A Phase 3 Trial of Luspatercept in Patients with Transfusion-Dependent β-Thalassemia

BACKGROUND: Patients with transfusion-dependent β-thalassemia need regular red-cell transfusions. Luspatercept, a recombinant fusion protein that binds to select transforming growth factor β superfamily ligands, may enhance erythroid maturation and reduce the transfusion burden (the total number of red-cell units transfused) in such patients. METHODS: In this randomized, double-blind, phase 3 trial, we assigned, in a 2:1 ratio, adults with transfusion-dependent β-thalassemia to receive best supportive care plus luspatercept (at a dose of 1.00 to 1.25 mg per kilogram of body weight) or placebo for at least 48 weeks. The primary end point was the percentage of patients who had a reduction in the transfusion burden of at least 33% from baseline during weeks 13 through 24 plus a reduction of at least 2 red-cell units over this 12-week interval.

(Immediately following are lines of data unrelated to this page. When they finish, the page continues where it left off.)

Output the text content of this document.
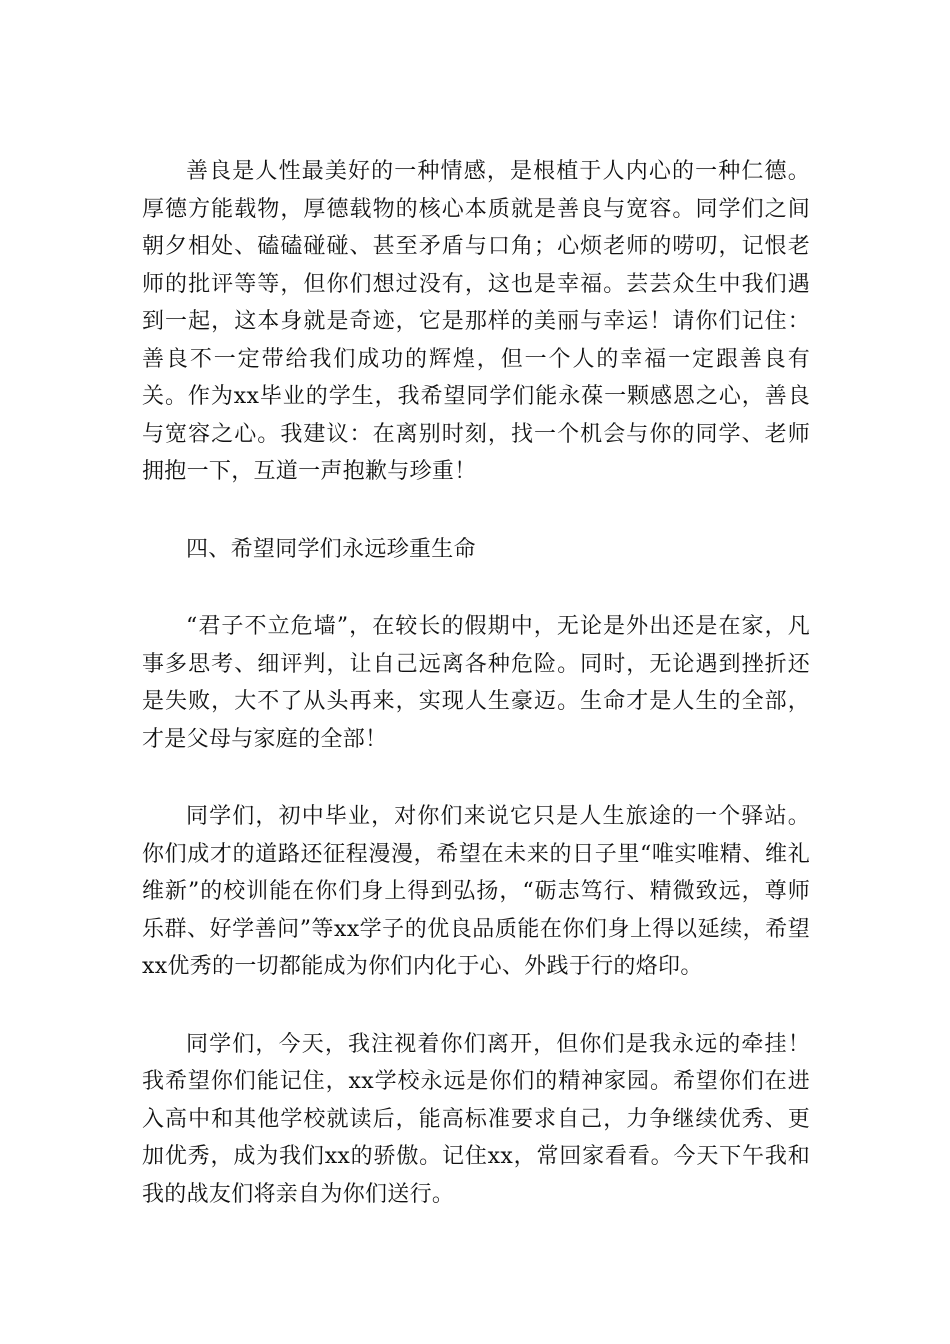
善良是人性最美好的一种情感，是根植于人内心的一种仁德。厚德方能载物，厚德载物的核心本质就是善良与宽容。同学们之间朝夕相处、磕磕碰碰、甚至矛盾与口角；心烦老师的唠叨，记恨老师的批评等等，但你们想过没有，这也是幸福。芸芸众生中我们遇到一起，这本身就是奇迹，它是那样的美丽与幸运！请你们记住：善良不一定带给我们成功的辉煌，但一个人的幸福一定跟善良有关。作为xx毕业的学生，我希望同学们能永葆一颗感恩之心，善良与宽容之心。我建议：在离别时刻，找一个机会与你的同学、老师拥抱一下，互道一声抱歉与珍重！

四、希望同学们永远珍重生命

“君子不立危墙”，在较长的假期中，无论是外出还是在家，凡事多思考、细评判，让自己远离各种危险。同时，无论遇到挫折还是失败，大不了从头再来，实现人生豪迈。生命才是人生的全部，才是父母与家庭的全部！

同学们，初中毕业，对你们来说它只是人生旅途的一个驿站。你们成才的道路还征程漫漫，希望在未来的日子里“唯实唯精、维礼维新”的校训能在你们身上得到弘扬，“砺志笃行、精微致远，尊师乐群、好学善问”等xx学子的优良品质能在你们身上得以延续，希望xx优秀的一切都能成为你们内化于心、外践于行的烙印。

同学们，今天，我注视着你们离开，但你们是我永远的牵挂！我希望你们能记住，xx学校永远是你们的精神家园。希望你们在进入高中和其他学校就读后，能高标准要求自己，力争继续优秀、更加优秀，成为我们xx的骄傲。记住xx，常回家看看。今天下午我和我的战友们将亲自为你们送行。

Other efficacy end points included reductions in the transfusion burden during any 12-week interval and results of iron studies. RESULTS: A total of 224 patients were assigned to the luspatercept group and 112 to the placebo group. Luspatercept or placebo was administered for a median of approximately 64 weeks in both groups. The percentage of patients who had a reduction in the transfusion burden of at least 33% from baseline during weeks 13 through 24 plus a reduction of at least 2 red-cell units over this 12-week interval was significantly greater in the luspatercept group than in the placebo group (21.4% vs. 4.5%, P<0.001). During any 12-week interval, the percentage of patients who had a reduction in transfusion burden of at least 33% was greater in the luspatercept group than in the placebo group (70.5% vs. 29.5%), as was the percentage of those who had a reduction of at least 50% (40.2% vs. 6.3%). The least-squares mean difference between the groups in serum ferritin levels at week 48 was -348 μg per liter (95% confidence interval, -517 to -179) in favor of luspatercept. Adverse events of transient bone pain, arthralgia, dizziness, hypertension, and hyperuricemia were more common with luspatercept than placebo. CONCLUSIONS: The percentage of patients with transfusion-dependent β-thalassemia who had a reduction in transfusion burden was significantly greater in the luspatercept group than in the placebo group, and few adverse events led to the discontinuation of treatment. (Funded by Celgene and Acceleron Pharma; BELIEVE ClinicalTrials.gov number, NCT02604433; EudraCT number, 2015-003224-31.)